Vision is also about leadership. It assumes that leaders are capable of casting a vision large enough for all to contribute and principled enough to provide the discipline necessary to give direction. Leadership’s vision inspires and motivates, because it frees those led to pursue their dreams and hopes. Consequently, Conservative leadership does not seek to control the dreams and hopes of others by meaningless platitudes of “hope and change” or “change you can believe in.” Such leadership does not force on others a belief system.
From freedom to hold one’s own belief system arises free speech. These two freedoms stand as foundations of our Constitution. Conservative leadership encourage these two fundamental liberties but not without restraint. Our founding fathers did not dismiss restraint regarding free speech. We are not free to slander others or to bear false witness of them. However, we are free to render dissent, to be negative, to create satire, to criticize, or to speak as contrarians. Conservative leadership has the wisdom to realize the difference between speech that harms and speech that motivates, encourages, or renders dissent or an opposing viewpoint. Consequently, visionary leadership encourages freedoms and discourages oppression.
The founding fathers of our great nation knew that liberty would be short-lived if vision and restraint did not stand as fundamentals for guiding it. That is the reason they wrote it into our Declaration of Independence and Constitution. Jefferson's opening words ring out vision and restraint:
"When in the course of human events it becomes necessary for one people to dissolve the political bands which have connected them with one another, and to assume among the powers of the earth, the separate and equal station to which the Laws of Nature and of Nature's God entitle them, a decent respect to the opinions of mankind that they should declare the causes which impel them to the separation."

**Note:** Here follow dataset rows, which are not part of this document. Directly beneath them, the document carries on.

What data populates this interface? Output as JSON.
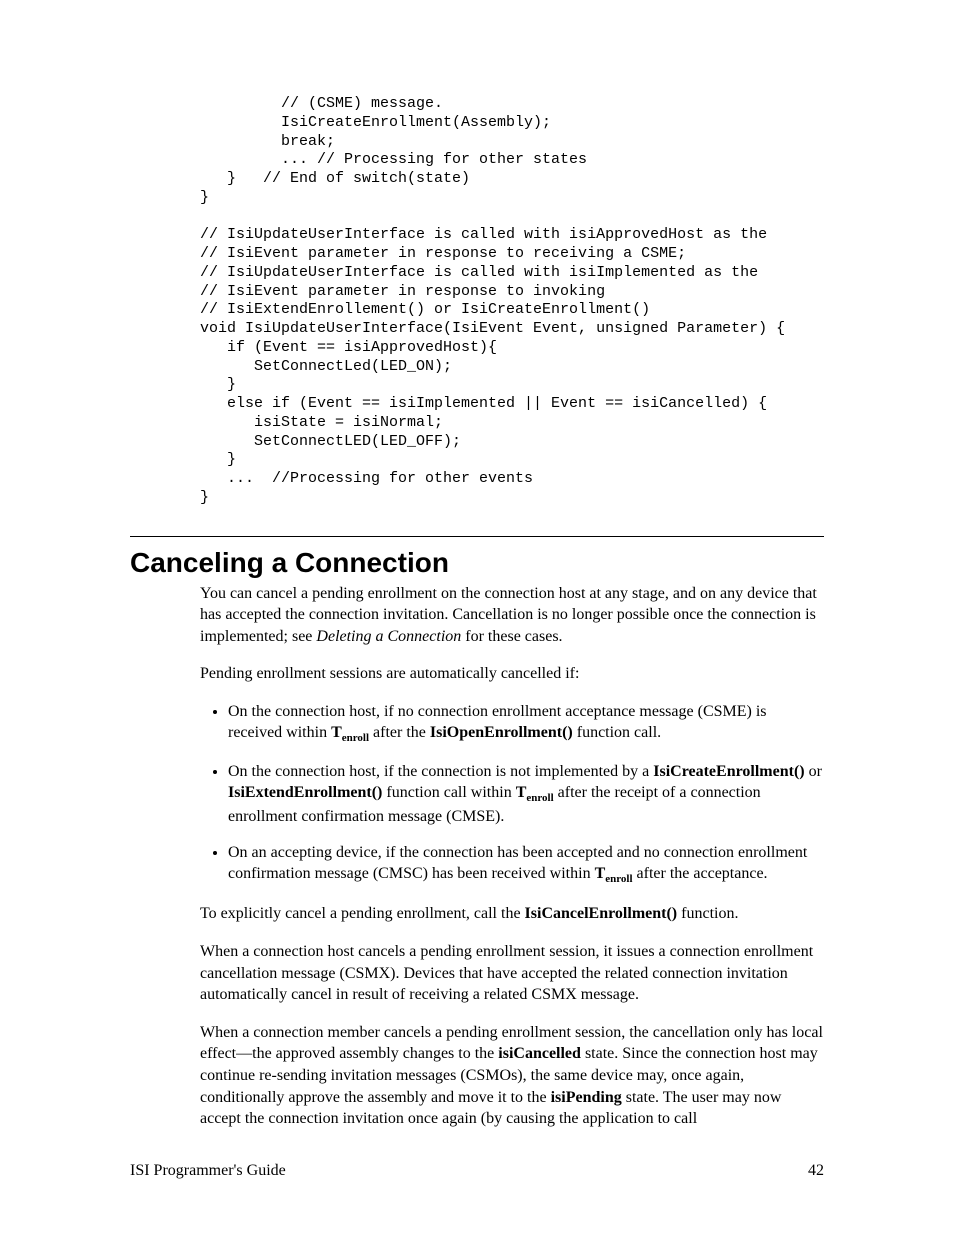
{
  "code": "         // (CSME) message.\n         IsiCreateEnrollment(Assembly);\n         break;\n         ... // Processing for other states\n   }   // End of switch(state)\n}\n\n// IsiUpdateUserInterface is called with isiApprovedHost as the\n// IsiEvent parameter in response to receiving a CSME;\n// IsiUpdateUserInterface is called with isiImplemented as the\n// IsiEvent parameter in response to invoking\n// IsiExtendEnrollement() or IsiCreateEnrollment()\nvoid IsiUpdateUserInterface(IsiEvent Event, unsigned Parameter) {\n   if (Event == isiApprovedHost){\n      SetConnectLed(LED_ON);\n   }\n   else if (Event == isiImplemented || Event == isiCancelled) {\n      isiState = isiNormal;\n      SetConnectLED(LED_OFF);\n   }\n   ...  //Processing for other events\n}",
  "heading": "Canceling a Connection",
  "p1a": "You can cancel a pending enrollment on the connection host at any stage, and on any device that has accepted the connection invitation.  Cancellation is no longer possible once the connection is implemented; see ",
  "p1_em": "Deleting a Connection",
  "p1b": " for these cases.",
  "p2": "Pending enrollment sessions are automatically cancelled if:",
  "li1a": "On the connection host, if no connection enrollment acceptance message (CSME) is received within ",
  "li1_t": "T",
  "li1_sub": "enroll",
  "li1b": " after the ",
  "li1_fn": "IsiOpenEnrollment()",
  "li1c": " function call.",
  "li2a": "On the connection host, if the connection is not implemented by a ",
  "li2_fn1": "IsiCreateEnrollment()",
  "li2b": " or ",
  "li2_fn2": "IsiExtendEnrollment()",
  "li2c": " function call within ",
  "li2_t": "T",
  "li2_sub": "enroll",
  "li2d": " after the receipt of a connection enrollment confirmation  message (CMSE).",
  "li3a": "On an accepting device, if the connection has been accepted and no connection enrollment confirmation message (CMSC) has been received within ",
  "li3_t": "T",
  "li3_sub": "enroll",
  "li3b": " after the acceptance.",
  "p3a": "To explicitly cancel a pending enrollment, call the ",
  "p3_fn": "IsiCancelEnrollment()",
  "p3b": " function.",
  "p4": "When a connection host cancels a pending enrollment session, it issues a connection enrollment cancellation message (CSMX).  Devices that have accepted the related connection invitation automatically cancel in result of receiving a related CSMX message.",
  "p5a": "When a connection member cancels a pending enrollment session, the cancellation only has local effect—the approved assembly changes to the ",
  "p5_s1": "isiCancelled",
  "p5b": " state.  Since the connection host may continue re-sending invitation messages (CSMOs), the same device may, once again, conditionally approve the assembly and move it to the ",
  "p5_s2": "isiPending",
  "p5c": " state.  The user may now accept the connection invitation once again (by causing the application to call",
  "footer_left": "ISI Programmer's Guide",
  "footer_right": "42"
}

This statement swells with vision in speaking of "the powers of the earth," "separate and equal station," "Laws of Nature and Nature's God," and "respect to the opinions of mankind." Jefferson spoke of patience, constraint, and "repeated petitions." These words represent constant restraint toward separation from England. Yet time and patience ran its course against tyranny until restraint could no longer be held back. As visionaries, the signers of this declaration determined that it was time to take another journey toward liberty and to leave oppression behind. They sought restraint in another way - by the Constitution - for governing them, and placed this document at the feet of the people as both the authors of government and the governed. Therefore, this Constitution became their living will and the will of a free people by which to live and govern their lives. They were true Conservatives not willing to engage in this task whimsically but with great thought and enduring patience, looking down the centuries that would follow them and forging a document that would guide generations to come. This took vision and great restraint on their part and provided a great blessing for us. Let us not forget what they left us.